Jackson had previously been diagnosed with Parkinson’s disease in 2013, but that diagnosis was updated to PSP earlier this year, according to a spokesperson.
Jackson had been released from an intensive care unit on November 17 according to the family, and was allowed to go home on Monday after being hospitalized since November 12.
Jackson has only been seen in public occasionally in the past year. In November, he was unable to attend his 84th birthday party.
His family is encouraging the public to continue praying for Jackson, and said he has been active in calling for efforts to help residents obtain food around the holiday season.

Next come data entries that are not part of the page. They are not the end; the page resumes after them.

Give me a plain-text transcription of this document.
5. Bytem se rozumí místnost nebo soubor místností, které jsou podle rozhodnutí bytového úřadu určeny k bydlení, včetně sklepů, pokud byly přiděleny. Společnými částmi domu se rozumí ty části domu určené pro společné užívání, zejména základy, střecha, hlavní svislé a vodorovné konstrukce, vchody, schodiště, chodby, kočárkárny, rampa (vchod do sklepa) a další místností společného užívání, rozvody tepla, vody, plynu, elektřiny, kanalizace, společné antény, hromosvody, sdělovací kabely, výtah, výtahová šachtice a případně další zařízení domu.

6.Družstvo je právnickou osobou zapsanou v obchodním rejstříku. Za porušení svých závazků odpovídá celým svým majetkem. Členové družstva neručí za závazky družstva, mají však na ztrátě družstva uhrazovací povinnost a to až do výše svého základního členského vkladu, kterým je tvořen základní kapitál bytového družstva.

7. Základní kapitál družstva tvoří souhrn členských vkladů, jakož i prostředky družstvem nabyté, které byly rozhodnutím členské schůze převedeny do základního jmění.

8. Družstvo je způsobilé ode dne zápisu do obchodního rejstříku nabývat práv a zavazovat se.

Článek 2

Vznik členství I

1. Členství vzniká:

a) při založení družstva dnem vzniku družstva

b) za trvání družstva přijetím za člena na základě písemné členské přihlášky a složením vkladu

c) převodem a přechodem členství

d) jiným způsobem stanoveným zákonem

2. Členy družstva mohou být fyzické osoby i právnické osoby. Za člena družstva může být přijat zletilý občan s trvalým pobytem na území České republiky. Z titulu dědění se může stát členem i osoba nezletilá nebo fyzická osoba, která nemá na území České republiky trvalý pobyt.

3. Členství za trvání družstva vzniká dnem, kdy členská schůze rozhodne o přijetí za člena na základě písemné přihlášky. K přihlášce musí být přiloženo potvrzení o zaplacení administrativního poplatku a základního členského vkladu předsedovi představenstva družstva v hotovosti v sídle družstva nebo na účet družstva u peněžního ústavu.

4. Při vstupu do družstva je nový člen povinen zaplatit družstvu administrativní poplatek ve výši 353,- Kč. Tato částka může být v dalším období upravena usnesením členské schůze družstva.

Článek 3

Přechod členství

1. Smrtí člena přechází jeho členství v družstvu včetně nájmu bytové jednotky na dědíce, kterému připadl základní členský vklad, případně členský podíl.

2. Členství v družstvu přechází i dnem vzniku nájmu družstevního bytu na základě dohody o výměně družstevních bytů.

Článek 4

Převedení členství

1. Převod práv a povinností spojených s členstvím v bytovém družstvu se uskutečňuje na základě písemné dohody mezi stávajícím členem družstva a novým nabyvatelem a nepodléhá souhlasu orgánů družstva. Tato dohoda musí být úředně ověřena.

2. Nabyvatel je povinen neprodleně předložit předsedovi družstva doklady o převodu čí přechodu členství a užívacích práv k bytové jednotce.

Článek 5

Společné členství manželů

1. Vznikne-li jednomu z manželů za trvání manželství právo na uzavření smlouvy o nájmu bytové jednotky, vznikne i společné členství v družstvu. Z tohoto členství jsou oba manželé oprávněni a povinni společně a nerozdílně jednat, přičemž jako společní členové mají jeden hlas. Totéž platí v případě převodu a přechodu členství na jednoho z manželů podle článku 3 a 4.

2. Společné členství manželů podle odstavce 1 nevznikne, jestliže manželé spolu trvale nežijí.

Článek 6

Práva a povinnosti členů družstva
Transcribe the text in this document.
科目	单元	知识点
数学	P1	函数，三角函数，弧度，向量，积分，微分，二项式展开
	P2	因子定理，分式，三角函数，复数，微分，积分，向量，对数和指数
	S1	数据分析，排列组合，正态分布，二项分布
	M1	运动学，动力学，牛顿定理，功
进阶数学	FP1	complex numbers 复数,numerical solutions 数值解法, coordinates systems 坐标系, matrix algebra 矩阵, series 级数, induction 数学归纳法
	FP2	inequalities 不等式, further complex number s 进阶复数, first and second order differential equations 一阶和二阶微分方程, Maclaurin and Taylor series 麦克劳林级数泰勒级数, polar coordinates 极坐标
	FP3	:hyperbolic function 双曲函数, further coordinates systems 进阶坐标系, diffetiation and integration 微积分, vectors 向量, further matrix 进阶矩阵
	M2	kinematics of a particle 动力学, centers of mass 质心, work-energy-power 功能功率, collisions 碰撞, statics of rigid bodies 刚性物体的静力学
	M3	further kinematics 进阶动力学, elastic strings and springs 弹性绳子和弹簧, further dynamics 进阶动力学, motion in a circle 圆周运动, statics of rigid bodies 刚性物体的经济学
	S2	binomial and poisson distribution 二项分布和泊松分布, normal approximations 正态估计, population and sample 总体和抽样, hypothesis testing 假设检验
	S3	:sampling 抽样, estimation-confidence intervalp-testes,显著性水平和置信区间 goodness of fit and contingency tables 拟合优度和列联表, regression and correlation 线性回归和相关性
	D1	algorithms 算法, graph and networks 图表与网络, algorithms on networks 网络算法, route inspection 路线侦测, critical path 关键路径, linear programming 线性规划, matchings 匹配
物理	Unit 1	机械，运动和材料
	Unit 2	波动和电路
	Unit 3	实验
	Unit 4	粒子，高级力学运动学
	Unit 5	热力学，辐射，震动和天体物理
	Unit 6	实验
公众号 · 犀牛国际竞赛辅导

“Our father is alert and continues to share his vision for churches and pastors to come together and reduce malnutrition during this period. He is enlisting 2,000 churches and pastors to distribute 2,000 baskets of food to feed four million families this season,” Yusef Jackson said.
According to Dr. Bezhad Elahi, a University of Chicago neurologist who is not treating Jackson, PSP has no known cure.
He said physical therapy and some of the same drugs that are used on Parkinson’s patients can also be used.
“PSP patients they don’t respond as well to Parkinson’s medications, but we try to give them medications to improve mobility and their quality of life,” he said.
PSP patients, Elahi said, often have trouble with their eye movements, speech and mobility. They often wind up needing a wheelchair within four to five years of their diagnosis. PSP patients also have problems with falls and balance disorders. That, he said, can reduce their life expectancy.